CrowdStrike Falcon security settings can be configured on the computers that have the Windows File Archiver agent installed. It allows for scanning of processes that are running on the servers. By default these processes are scanned in real-time for known viruses as and when the files are being processed for archiving. The "Scanning Phase" of archiving keeps triggering the scanning process of the antivirus, which is very resource intensive.
However, CrowdStrike Falcon security can be configured to avoid scanning the archived files.
Configure Windows Registry
Add exclusion for all Commvault processes and install dirs in the CrowdStrike software.
-
Start the Registry Editor on the computer where the file archiver agent is installed.
-
Navigate to HKEY_LOCAL_MACHINE\SYSTEM\CurrentControlSet\services\cvmhsm\Parameters\.
-
Right-click Parameters, point at New and click String Value.
-
In the Value Name box type ExcludeProcessX.
Where X is the next consecutive number in the list (i.e. ExcludeProcess1, ExcludeProcess2, etc.)) for any process that should not initiate recalls.

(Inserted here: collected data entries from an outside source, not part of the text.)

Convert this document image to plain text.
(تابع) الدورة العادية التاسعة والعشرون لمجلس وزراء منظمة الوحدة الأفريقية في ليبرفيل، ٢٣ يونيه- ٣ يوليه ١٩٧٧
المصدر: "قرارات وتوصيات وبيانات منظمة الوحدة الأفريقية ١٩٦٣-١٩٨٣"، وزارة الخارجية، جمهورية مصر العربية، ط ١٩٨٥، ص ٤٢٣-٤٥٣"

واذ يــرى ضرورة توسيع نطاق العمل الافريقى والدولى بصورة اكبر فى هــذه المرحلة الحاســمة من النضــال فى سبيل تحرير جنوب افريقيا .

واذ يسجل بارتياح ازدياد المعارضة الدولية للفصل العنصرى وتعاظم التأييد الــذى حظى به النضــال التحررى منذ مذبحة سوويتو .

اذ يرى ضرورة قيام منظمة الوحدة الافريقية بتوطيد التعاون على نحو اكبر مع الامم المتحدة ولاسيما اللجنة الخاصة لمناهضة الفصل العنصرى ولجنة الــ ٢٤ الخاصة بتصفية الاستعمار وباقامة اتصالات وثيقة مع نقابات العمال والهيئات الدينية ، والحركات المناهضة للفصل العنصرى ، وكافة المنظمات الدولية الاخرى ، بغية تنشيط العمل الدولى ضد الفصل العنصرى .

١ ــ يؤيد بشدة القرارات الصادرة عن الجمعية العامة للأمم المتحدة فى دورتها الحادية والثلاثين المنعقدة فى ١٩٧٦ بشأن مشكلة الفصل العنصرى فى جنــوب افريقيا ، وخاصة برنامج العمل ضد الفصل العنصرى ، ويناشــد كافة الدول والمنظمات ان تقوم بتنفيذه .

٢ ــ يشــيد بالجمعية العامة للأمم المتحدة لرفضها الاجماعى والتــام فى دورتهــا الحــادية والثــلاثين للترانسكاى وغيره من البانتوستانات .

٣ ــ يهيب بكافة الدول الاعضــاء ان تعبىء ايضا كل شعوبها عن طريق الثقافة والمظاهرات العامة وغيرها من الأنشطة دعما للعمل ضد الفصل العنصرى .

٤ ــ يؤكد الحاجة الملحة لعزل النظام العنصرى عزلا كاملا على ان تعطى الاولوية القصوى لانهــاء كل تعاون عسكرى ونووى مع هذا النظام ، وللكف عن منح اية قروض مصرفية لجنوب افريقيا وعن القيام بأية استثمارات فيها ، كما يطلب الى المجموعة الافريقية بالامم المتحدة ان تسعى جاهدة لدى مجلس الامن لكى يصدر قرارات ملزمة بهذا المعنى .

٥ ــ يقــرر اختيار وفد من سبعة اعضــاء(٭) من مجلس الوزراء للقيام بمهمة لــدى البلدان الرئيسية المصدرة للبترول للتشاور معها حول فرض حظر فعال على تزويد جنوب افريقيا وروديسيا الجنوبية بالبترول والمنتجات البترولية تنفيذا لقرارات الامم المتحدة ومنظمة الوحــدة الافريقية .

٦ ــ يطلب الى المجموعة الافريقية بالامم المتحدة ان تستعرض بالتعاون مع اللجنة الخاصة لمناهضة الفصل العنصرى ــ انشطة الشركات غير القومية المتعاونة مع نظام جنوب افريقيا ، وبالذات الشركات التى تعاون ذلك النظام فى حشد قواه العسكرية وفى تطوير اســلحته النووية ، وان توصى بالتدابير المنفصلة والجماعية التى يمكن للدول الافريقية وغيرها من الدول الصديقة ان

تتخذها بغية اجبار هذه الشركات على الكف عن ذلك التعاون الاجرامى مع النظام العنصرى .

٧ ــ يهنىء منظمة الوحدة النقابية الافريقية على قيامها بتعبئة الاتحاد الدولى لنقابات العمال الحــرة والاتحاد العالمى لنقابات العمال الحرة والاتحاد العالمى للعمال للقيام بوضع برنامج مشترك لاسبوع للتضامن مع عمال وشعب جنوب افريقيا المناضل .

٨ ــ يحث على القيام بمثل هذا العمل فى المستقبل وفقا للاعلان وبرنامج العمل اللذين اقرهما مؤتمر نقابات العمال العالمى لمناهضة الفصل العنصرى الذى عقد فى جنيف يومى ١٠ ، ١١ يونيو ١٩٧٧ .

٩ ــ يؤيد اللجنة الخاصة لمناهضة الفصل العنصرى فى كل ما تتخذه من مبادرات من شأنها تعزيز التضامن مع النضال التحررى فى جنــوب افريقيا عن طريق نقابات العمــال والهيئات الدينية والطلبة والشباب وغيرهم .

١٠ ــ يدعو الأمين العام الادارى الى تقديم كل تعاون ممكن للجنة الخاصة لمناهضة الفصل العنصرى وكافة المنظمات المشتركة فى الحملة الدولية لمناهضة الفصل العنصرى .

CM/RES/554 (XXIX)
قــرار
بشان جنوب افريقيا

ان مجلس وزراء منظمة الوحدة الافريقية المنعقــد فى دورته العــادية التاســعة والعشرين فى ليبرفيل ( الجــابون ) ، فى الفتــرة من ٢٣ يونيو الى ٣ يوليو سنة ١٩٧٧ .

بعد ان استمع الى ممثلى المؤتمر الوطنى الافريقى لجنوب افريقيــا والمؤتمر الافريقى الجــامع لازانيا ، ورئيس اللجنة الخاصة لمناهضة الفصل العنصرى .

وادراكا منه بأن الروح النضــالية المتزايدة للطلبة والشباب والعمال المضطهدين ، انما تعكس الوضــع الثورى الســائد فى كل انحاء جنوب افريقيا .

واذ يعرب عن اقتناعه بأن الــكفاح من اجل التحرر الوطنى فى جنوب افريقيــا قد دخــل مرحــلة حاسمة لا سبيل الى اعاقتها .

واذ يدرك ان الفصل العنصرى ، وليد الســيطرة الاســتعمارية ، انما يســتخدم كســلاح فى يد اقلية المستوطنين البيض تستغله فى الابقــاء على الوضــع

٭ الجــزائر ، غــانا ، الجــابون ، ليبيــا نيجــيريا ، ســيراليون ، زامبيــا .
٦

All ExcludeProcess names must be truncated to a maximum 15 character string value or the Windows OS Kernel Mode will not process the exclusion properly. This would result in the exclusion being ignored, unexpected recalls occurring and other unexplained stub activities.
For example:
Processnamelong (Truncated from Processnamelongerthen15characters.exe to meet 15 character limit)
-
Add the following list of AV processes to be excluded at Commvault's driver for file recalls:
-
CSFalconService
-
CSFalconContain
-
-
After the exclusions are added, recycle the Client Manager Service (CLMgrS).
-
Restart the Commvault services for the registry to take its effect.